The Legality and Ethicality of Taking State and Local Taxes as a Charitable Contribution

Luke Holcomb


The Tax Cut and Jobs Act (TCJA) of 2017 fundamentally altered the tax system for corporations and individuals. One of the main objectives of the TCJA with respect to individuals is to increase simplicity by encouraging more taxpayers to take the standard deduction instead of itemizing their deductions. This was set to be largely achieved by doing two main things. First, the TCJA nearly doubled the standard deduction. The second way was to eliminate or limit the deductions that taxpayers that normally itemize can deduct on their tax return. Prior to the changes, the state and local tax (SALT) deduction had no limit and was one of the most commonly claimed deductions for those filers who itemized their deductions. However, the TCJA limits the SALT deduction to $10,000 for both single and married filers. As a workaround many high-tax states passed measures that would allow individual taxpayers to make a “charitable contribution” to state charitable funds in lieu of paying state income taxes.
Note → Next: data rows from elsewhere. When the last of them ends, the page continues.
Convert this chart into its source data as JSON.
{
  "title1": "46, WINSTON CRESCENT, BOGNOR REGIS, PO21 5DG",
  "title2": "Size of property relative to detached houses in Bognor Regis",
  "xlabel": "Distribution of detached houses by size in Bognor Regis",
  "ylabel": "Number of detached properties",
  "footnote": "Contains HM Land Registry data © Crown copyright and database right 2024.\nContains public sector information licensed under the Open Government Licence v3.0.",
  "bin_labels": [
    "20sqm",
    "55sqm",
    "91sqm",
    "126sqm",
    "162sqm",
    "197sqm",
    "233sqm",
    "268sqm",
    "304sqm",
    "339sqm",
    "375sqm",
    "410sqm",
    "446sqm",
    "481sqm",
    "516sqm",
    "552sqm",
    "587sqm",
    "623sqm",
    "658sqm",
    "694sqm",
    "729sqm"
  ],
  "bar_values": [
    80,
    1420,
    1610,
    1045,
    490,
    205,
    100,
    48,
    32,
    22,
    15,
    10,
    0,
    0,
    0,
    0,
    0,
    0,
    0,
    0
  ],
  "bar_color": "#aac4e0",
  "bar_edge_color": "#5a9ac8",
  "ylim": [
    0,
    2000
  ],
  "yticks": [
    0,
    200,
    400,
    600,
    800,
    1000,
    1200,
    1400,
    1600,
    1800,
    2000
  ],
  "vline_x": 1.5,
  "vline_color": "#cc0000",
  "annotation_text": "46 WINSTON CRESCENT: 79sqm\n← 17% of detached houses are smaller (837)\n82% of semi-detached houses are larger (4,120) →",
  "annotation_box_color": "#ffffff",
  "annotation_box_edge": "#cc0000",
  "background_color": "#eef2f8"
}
The ethicality and legality of this possibility has been called into question and will be examined throughout the course of this paper. It is concluded that the common workaround of giving a credit in return for a contribution to a state charitable fund should be effective in avoiding the SALT deduction limitation due to the case law backing this method. The impacts of considering SALT as a charitable contribution would cost the federal government a significant amount of revenue and benefit mostly the wealthy. The most effective solution to the whole matter is for Congress to address these concerns, but for now this method that the states have created to allow individual taxpayers to circumvent the SALT limitation should stand.